Helpful Tips

CMS-855O Completion Tips for Physicians or Eligible Professionals for the Sole Purpose of Ordering, Certifying or Prescribing Part D Drugs

CMS-855O is a national enrollment; providers who relocate to another state are not required to disenroll in the current state and reenroll in the new state to order and refer only. If new licenses and/or certifications are obtained or current enrollment information must be updated as a result of relocation, send the change of information CMS-855O application to the MAC which processed your initial application. Please review the original approval letter to determine the MAC who processed your order and refer enrollment.

Note:

  • License must be effective prior to application receipt.
  • Per MLN Matters Article SE18008 Provider Enrollment - Unlicensed Resident, must submit one of the following:
    • A residency contract signed and dated by both an official of the institution and the resident physician
    • A letter, on institution letterhead, confirming the applicant’s status as a resident physician signed and dated by an official of the institution and containing at a minimum the name of the applicant.

Follow the instructions printed on the CMS-855O application.

Section Completion Tips
Section 1: Basic Information 1A – Select reason for submitting application, complete sections as instructed.

1B – Select one reason from Group 1 or Group 2.

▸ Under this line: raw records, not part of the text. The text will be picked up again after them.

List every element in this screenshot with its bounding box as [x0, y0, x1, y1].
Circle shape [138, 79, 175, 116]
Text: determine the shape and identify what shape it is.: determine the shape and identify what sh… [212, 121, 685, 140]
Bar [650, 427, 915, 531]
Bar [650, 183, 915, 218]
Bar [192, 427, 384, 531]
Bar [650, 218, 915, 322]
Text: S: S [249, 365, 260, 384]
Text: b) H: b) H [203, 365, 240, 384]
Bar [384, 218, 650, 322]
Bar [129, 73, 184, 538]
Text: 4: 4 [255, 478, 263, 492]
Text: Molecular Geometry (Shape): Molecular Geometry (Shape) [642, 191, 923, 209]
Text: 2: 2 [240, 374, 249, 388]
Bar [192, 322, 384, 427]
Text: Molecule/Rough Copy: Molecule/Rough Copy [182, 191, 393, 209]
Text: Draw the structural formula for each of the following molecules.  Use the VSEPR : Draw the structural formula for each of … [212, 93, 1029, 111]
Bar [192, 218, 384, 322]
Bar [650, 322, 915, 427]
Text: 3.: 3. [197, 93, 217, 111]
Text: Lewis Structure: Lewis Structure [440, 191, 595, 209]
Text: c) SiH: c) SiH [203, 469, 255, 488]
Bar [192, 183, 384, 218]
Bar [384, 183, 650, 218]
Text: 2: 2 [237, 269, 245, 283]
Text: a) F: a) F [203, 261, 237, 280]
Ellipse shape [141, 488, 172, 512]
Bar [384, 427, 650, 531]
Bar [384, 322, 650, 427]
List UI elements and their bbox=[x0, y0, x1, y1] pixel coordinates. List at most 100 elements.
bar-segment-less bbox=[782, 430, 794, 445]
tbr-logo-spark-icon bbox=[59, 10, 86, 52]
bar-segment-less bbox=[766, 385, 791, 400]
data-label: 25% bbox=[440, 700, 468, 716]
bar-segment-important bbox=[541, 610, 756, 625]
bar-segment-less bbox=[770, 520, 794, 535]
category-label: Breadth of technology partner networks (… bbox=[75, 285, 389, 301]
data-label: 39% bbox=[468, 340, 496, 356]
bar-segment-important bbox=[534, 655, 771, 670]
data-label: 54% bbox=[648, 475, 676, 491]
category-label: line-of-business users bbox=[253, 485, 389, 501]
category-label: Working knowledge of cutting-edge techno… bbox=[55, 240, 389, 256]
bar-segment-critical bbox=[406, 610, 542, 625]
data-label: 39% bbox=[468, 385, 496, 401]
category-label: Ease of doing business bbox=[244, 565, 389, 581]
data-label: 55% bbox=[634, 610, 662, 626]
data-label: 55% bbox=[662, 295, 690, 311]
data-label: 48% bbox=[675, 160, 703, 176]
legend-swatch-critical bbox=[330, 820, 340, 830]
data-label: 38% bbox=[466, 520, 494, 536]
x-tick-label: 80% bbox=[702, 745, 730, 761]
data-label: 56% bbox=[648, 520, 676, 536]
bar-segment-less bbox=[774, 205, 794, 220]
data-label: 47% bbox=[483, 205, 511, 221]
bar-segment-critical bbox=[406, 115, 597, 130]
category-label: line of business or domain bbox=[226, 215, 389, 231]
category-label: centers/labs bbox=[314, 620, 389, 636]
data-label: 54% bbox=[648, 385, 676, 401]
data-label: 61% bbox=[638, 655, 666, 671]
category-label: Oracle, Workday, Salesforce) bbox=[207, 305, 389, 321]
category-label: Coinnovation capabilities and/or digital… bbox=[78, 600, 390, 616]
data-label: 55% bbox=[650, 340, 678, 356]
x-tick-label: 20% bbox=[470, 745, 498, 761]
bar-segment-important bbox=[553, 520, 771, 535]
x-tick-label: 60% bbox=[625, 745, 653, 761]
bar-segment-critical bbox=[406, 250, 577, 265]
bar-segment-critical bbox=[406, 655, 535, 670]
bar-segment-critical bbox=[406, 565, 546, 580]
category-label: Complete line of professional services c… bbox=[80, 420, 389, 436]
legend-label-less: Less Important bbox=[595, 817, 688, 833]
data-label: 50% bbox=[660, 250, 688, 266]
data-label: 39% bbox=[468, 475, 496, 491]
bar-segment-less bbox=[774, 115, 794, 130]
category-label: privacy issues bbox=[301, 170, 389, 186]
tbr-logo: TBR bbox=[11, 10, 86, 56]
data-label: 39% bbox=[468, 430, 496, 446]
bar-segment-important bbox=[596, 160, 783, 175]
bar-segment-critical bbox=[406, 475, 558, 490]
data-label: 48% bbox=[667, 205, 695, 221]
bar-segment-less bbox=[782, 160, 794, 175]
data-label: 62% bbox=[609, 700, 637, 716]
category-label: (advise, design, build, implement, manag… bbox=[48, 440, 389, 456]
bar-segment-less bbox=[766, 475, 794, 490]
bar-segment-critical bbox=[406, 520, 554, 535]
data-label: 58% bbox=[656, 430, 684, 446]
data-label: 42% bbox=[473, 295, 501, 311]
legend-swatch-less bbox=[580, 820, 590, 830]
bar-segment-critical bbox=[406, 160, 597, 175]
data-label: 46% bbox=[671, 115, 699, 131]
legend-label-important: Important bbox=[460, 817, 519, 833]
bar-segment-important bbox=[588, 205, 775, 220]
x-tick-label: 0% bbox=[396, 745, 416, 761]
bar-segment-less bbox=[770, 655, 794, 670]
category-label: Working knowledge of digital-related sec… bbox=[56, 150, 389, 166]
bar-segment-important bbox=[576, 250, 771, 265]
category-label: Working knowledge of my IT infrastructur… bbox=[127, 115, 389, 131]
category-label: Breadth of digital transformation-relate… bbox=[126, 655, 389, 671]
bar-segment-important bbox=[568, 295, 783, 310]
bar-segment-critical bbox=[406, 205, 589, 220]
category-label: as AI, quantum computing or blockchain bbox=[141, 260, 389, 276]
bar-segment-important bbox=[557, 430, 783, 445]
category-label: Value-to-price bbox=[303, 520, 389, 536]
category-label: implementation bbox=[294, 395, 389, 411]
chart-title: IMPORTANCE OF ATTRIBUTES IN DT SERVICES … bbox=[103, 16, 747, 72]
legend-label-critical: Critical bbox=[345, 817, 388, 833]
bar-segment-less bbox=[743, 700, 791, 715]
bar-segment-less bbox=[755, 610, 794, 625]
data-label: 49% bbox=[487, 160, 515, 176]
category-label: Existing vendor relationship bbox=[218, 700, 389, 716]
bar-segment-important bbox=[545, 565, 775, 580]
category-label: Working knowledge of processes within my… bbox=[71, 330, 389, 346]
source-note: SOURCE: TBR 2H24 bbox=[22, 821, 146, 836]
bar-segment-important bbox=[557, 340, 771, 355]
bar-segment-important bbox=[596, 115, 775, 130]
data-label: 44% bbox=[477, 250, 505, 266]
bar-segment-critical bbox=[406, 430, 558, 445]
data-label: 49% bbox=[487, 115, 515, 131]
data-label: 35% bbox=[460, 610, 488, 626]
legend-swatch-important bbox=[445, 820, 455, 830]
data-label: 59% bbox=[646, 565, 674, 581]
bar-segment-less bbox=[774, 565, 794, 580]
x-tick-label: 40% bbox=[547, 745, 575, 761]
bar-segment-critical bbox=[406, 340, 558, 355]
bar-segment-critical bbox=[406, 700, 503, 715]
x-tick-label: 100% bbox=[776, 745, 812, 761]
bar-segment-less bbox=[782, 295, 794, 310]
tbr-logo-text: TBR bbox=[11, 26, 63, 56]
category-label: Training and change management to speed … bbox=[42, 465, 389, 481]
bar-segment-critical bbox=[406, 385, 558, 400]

Note: If applicant is an unlicensed resident, select other and specify.
Section 2: Identifying Information 2A –Enter all personal information.
  • The full legal name reported must match the social security record and NPPES Registry exactly including any initials, credentials and suffixes.
2B – Enter educational information.

2C – Enter License/Certification/ DEA information or mark “not applicable” when appropriate.
Section 3: Adverse Legal Action/Convictions Section must be answered and only a “yes” or “no” response is acceptable.
  • If there are no final adverse legal actions, convictions, exclusions, revocations, or suspensions, be sure to check the box labeled No.
  • If there are any actions whether under the current or a former name, check the box labeled Yes and list details and attach final adverse legal action documentation and/or resolutions.
Section 4: Medical Specialty Information Complete 4A – for physician specialty or 4B – for eligible professional or other nonphysician specialty type.
Section 5: Correspondence Mailing Address Indicate Business Location name where provider will be ordering and referring.  Contact information must be where NGS can reach applicant directly and can be provider’s home and personnel information.
Section 6: Contact Information (Optional) Complete with the contact person’s information.
Section 8: Certification Statement Complete with individual physician or eligible professional name as indicated in section 2A. The individual physician or eligible professional must sign and date.